Ich möchte hier gerne mal ein (altes) Thema von einer anderen Seite her diskutieren, was mich von Beginn meiner Footman-Zeit her interessiert.
Ich bin kein Hobbyinformatiker und ich möchte auch keinen Versuch starten, die Spielengine auf einer (programmier)-technischen Ebene nachvollziehen zu können. Es mögen sich Leute mit mehr Ahnung auf diesem Gebiet auch bitte auf ein rein praktisches und für den Spieler relevantes Niveau begeben.
Es ist mir auch ganz besonders wichtig, dass dieser Thread nicht in die Kategorie "Meckerei", "Früher waren Fussballmanager auch noch besser" oder "Ich bin Hobbypedant und muss immer aus allem eine Wissenschaft machen" rutscht.
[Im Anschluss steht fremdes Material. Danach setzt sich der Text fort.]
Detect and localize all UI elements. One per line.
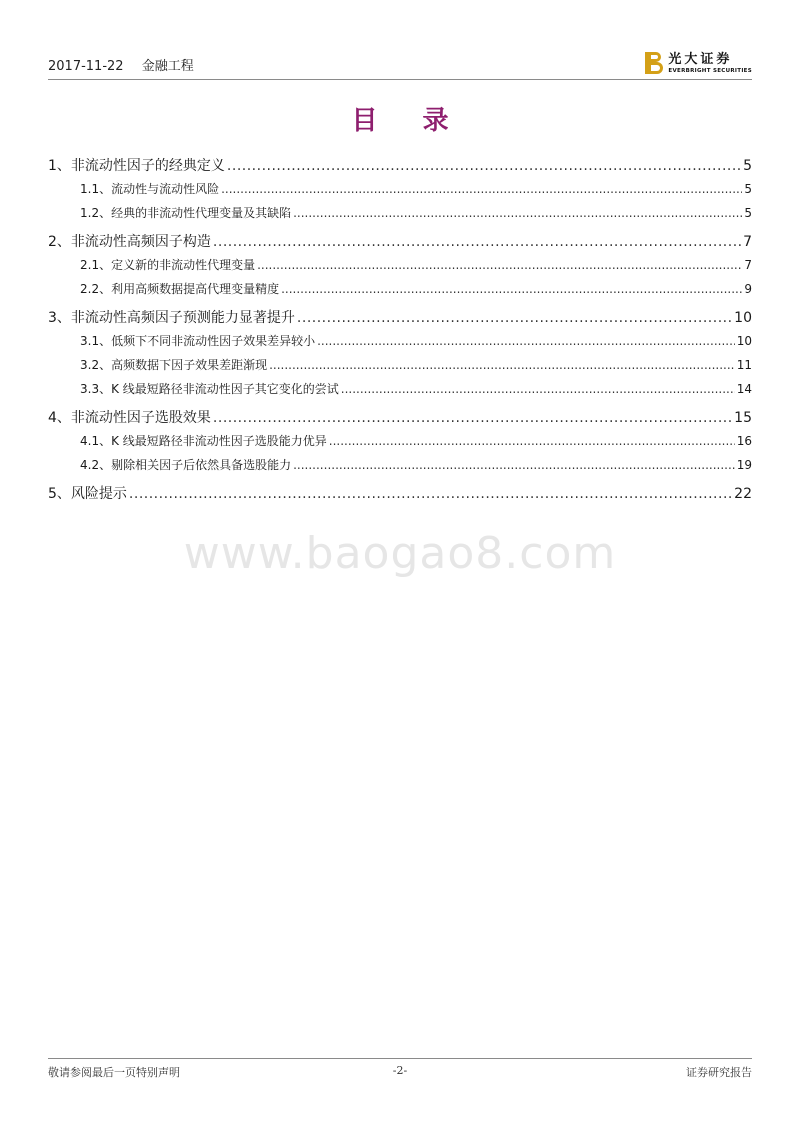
toc-subsection-entry[interactable] [48,280,752,304]
company-logo [645,50,752,76]
toc-entry-page: 7 [743,234,752,250]
toc-entry-number: 2.2、 [80,282,112,296]
toc-entry-page: 16 [736,434,752,448]
toc-subsection-entry[interactable] [48,356,752,380]
toc-subsection-entry[interactable] [48,380,752,404]
toc-leader-dots [269,358,735,372]
toc-entry-label: 流动性与流动性风险 [111,182,220,196]
toc-entry-label: 低频下不同非流动性因子效果差异较小 [111,334,316,348]
toc-entry-number: 3、 [48,310,71,326]
toc-title: 目 录 [351,106,467,136]
toc-entry-page: 9 [744,282,752,296]
toc-leader-dots [227,158,741,174]
logo-name-en: EVERBRIGHT SECURITIES [668,67,752,74]
page-header [48,48,752,80]
toc-entry-label: 风险提示 [70,486,127,502]
toc-entry-label: 高频数据下因子效果差距渐现 [111,358,268,372]
toc-entry-number: 3.2、 [80,358,112,372]
toc-entry-number: 2、 [48,234,71,250]
toc-entry-page: 19 [736,458,752,472]
toc-section-entry[interactable] [48,483,752,508]
header-meta [48,55,208,74]
toc-entry-label: 非流动性因子的经典定义 [70,158,225,174]
toc-entry-label: 非流动性因子选股效果 [70,410,211,426]
toc-subsection-entry[interactable] [48,180,752,204]
toc-entry-number: 2.1、 [80,258,112,272]
toc-section-entry[interactable] [48,407,752,432]
toc-entry-label: 非流动性高频因子构造 [70,234,211,250]
toc-entry-number: 3.1、 [80,334,112,348]
toc-leader-dots [213,234,741,250]
page-footer [48,1058,752,1078]
toc-leader-dots [213,410,732,426]
toc-leader-dots [293,206,742,220]
logo-name-cn: 光大证券 [668,51,733,67]
toc-entry-label: K 线最短路径非流动性因子其它变化的尝试 [111,382,339,396]
report-date: 2017-11-22 [48,59,124,74]
toc-entry-number: 1、 [48,158,71,174]
toc-entry-number: 4.2、 [80,458,112,472]
toc-leader-dots [257,258,742,272]
toc-entry-number: 5、 [48,486,71,502]
toc-subsection-entry[interactable] [48,256,752,280]
toc-entry-page: 7 [744,258,752,272]
toc-entry-number: 1.2、 [80,206,112,220]
toc-section-entry[interactable] [48,307,752,332]
toc-entry-page: 14 [736,382,752,396]
logo-b-icon [645,52,663,74]
toc-subsection-entry[interactable] [48,332,752,356]
toc-entry-label: 非流动性高频因子预测能力显著提升 [70,310,295,326]
toc-entry-page: 11 [736,358,752,372]
toc-leader-dots [221,182,742,196]
toc-entry-page: 15 [734,410,752,426]
toc-leader-dots [341,382,735,396]
toc-leader-dots [281,282,742,296]
toc-entry-page: 5 [744,182,752,196]
watermark: www.baogao8.com [183,528,617,579]
toc-entry-page: 22 [734,486,752,502]
toc-leader-dots [317,334,735,348]
toc-entry-label: 经典的非流动性代理变量及其缺陷 [111,206,292,220]
toc-leader-dots [129,486,732,502]
report-category: 金融工程 [141,59,194,74]
toc-section-entry[interactable] [48,155,752,180]
toc-leader-dots [329,434,735,448]
page-number: -2- [392,1064,408,1077]
toc-leader-dots [297,310,732,326]
toc-entry-page: 5 [743,158,752,174]
toc-entry-page: 10 [734,310,752,326]
toc-entry-label: K 线最短路径非流动性因子选股能力优异 [111,434,327,448]
toc-entry-page: 5 [744,206,752,220]
toc-section-entry[interactable] [48,231,752,256]
toc-subsection-entry[interactable] [48,456,752,480]
toc-entry-label: 利用高频数据提高代理变量精度 [111,282,280,296]
toc-entry-label: 剔除相关因子后依然具备选股能力 [111,458,292,472]
toc-entry-number: 1.1、 [80,182,112,196]
toc-leader-dots [293,458,735,472]
toc-entry-number: 4.1、 [80,434,112,448]
toc-entry-number: 4、 [48,410,71,426]
toc-entry-page: 10 [736,334,752,348]
report-type: 证券研究报告 [686,1066,752,1079]
toc-entry-label: 定义新的非流动性代理变量 [111,258,256,272]
toc-subsection-entry[interactable] [48,432,752,456]
toc-entry-number: 3.3、 [80,382,112,396]
disclaimer-note: 敬请参阅最后一页特别声明 [48,1066,180,1079]
table-of-contents [48,152,752,508]
toc-subsection-entry[interactable] [48,204,752,228]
Punkt 1: Der Ausgang von Standardsituationen als Ergebnis einer übergeordneten Spielverlaufsberechnung
In der letzten Zeit habe ich einige Diskussionen über die Standardsituationen verfolgt. In unterschiedlichen Threads zu jeweils Eckballaufstellungen und Freistosstaktiken kam man letztlich immer zu dem Konsens, dass die Auswahl eines einzelnen Spielers für eine bestimmte Aufgabe (Bsp.: Freistossschütze, langer Pfosten bei Ecke) nicht wichtig ist. Bei den Ecken gibt es mehr nach dem Zufallsprinzip oder dem Spielverlauf entsprechend sehr selten nur ein Tor - egal, wie ausgeklügelt die Eckballtaktik ist und egal wie toll sie in der 2D-Darstellung zu funktionieren scheint. An anderer Stelle wurde an Beispielen bewiesen, dass Torwarte mitunter bessere Freistossschützen sind als mancher Experte es aufgrund seiner Attribute (Weitschüsse, Freistösse, Abschluss, Nervenstärke, Flanken) sein sollte. Auch hier scheint es mehr ein Resultat der gesamten Spielbetrachtung zu sein, ob die Engine entscheidet, in der jeweiligen Standardsituation ein Tor zuzulassen. Spielerattribute finden scheinbar in einigen Situationen keine Beachtung.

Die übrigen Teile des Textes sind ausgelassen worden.